Using an undercover pensioner ‘spy’, Dispatches revealed that the McCarthy and Stone’s sales team urged would-be buyers to sell their houses in a complex part-exchange scheme.
It cited the example of Marion Bowley, of Weston Super Mare, who was offered £140,000 for her family house in McCarthy and Stone’s part-exchange deal. She declined, and sold it privately instead for £50,000 more.
The undercover ‘spy’, supposedly living in a four-bedroom terraced house in Worthing, was attempting to buy a flat at Cherrett Court, in Bournemouth. But the part-exchange may have left her £65,000 worse off had she sold her house for the sums the most optimistic estate agents valued it at.
McCarthy and Stone use a third party, unrelated company to value and purchase the house, although how the proceeds are divided up is unclear.
McCarthy and Stone says “… it is important to note that the three estate agent valuations Dispatches obtained for the valuation of the property in Worthing varied by some £50,000. A property is only worth what someone is willing to pay for it, which is ultimately determined by the market. Once the valuations are received, the part exchange company will make an offer to purchase the property. In some circumstances, McCarthy & Stone may make available an additional sum to increase the overall part exchange offer but we [sic] this is not always the case.”
On the website McCarthy and Stone asks the Q&A what is the relationship between McCarthy & Stone and Peverel?
Until 2010, management services in McCarthy & Stone-built developments were provided by Peverel, who are one of the largest property management companies in the UK. Peverel had originally been part of the McCarthy & Stone group before it was sold in 1993. Since this sale, McCarthy & Stone is not linked in any way at all to the Peverel Group of companies.invites “
It did not add that Peverel was sold off after McCarthy and Stone launched a disastrous £800,000 libel action against the Daily Telegraph in 1991.
John McCarthy, the legendary founder of the company – who sold McCarthy and Stone for £1 billion and now owns Churchill Retirement Living – writes about the court case in his memoirs, Building a Billion.
“One area of criticism was that there was a perceived conflict of interest between McCarthy and Stone and Peverel.
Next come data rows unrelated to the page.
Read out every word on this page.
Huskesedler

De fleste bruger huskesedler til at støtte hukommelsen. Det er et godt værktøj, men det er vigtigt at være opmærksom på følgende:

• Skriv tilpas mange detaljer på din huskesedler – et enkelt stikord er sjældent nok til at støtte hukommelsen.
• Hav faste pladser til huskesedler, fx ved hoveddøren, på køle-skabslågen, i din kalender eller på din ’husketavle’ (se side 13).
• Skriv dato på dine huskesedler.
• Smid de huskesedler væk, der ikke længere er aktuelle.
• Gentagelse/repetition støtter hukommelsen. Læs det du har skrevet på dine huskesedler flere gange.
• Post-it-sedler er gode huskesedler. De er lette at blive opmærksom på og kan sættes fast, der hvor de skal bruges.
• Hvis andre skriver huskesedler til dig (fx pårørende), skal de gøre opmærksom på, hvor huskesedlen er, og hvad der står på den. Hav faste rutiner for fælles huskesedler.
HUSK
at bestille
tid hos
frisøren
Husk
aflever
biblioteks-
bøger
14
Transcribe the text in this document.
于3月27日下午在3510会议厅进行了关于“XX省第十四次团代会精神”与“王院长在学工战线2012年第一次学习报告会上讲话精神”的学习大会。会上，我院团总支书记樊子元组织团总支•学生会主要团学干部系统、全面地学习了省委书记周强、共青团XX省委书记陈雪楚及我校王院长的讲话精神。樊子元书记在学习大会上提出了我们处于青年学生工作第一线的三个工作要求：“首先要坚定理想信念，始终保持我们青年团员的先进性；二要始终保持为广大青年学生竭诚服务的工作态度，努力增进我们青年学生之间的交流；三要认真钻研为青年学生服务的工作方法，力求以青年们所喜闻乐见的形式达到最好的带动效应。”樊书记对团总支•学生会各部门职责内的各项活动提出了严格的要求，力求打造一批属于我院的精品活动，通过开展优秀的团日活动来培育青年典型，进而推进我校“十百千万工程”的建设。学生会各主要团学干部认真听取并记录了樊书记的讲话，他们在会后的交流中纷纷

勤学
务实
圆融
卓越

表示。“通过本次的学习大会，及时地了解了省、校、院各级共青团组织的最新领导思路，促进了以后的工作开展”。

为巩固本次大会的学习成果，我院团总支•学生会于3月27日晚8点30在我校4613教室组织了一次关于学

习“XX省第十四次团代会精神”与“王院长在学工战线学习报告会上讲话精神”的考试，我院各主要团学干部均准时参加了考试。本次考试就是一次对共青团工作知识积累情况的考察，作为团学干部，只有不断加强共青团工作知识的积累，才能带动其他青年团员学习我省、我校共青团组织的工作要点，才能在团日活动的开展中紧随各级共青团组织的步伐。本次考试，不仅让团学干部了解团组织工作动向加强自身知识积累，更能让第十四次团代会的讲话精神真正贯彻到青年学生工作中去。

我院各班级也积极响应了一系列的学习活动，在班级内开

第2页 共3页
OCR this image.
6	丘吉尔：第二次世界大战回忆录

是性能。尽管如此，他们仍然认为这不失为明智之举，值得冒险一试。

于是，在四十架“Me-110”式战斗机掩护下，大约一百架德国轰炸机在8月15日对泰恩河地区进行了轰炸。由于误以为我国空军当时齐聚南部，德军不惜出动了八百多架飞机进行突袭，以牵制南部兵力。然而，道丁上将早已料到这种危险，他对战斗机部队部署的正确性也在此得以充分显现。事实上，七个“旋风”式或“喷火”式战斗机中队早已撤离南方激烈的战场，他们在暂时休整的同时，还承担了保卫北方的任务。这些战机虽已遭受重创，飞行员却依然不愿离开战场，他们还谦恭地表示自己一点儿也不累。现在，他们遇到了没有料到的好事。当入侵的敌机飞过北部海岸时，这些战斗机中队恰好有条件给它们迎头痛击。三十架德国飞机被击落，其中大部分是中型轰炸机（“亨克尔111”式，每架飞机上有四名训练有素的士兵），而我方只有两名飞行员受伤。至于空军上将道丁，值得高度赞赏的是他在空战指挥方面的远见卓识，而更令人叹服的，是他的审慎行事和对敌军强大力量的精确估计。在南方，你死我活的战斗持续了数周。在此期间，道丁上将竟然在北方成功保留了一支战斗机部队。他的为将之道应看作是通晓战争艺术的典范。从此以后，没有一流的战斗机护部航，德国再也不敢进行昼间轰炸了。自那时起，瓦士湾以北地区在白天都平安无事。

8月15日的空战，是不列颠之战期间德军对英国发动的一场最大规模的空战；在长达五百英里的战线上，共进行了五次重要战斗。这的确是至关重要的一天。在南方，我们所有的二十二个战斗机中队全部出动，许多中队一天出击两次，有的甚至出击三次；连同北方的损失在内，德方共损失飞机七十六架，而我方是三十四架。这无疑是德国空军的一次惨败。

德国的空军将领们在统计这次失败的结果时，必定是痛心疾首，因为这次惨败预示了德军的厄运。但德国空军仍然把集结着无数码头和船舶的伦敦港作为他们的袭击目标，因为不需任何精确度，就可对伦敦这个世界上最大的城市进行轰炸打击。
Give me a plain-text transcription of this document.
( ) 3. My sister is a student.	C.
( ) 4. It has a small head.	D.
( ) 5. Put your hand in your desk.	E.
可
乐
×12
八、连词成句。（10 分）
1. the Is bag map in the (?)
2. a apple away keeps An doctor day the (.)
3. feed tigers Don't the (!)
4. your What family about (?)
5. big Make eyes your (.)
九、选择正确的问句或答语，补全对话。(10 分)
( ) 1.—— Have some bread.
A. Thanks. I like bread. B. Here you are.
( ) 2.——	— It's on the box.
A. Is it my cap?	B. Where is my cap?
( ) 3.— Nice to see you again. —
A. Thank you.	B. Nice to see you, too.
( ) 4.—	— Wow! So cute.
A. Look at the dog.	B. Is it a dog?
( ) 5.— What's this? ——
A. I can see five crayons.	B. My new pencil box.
In 1993 e sold Peverel for £30 million to its management through Electra Investments.”
After the disastrous Tchenguiz ownership of Peverel – he bought it for £300 million in 2007 and it was sold by administrators for £50 million earlier this year – the buyers turned out to be … Electra Investments (with another one Chamonix).
John McCarthy then adds: “Interestingly, in the formative days days of us moving into the provision of sheltered housing in the private sector, a number of institutions including Housing Associations were not interested in taking on the management. They seem to have missed out.”
McCarthy certainly knew there were riches to be had in managing retirement developments.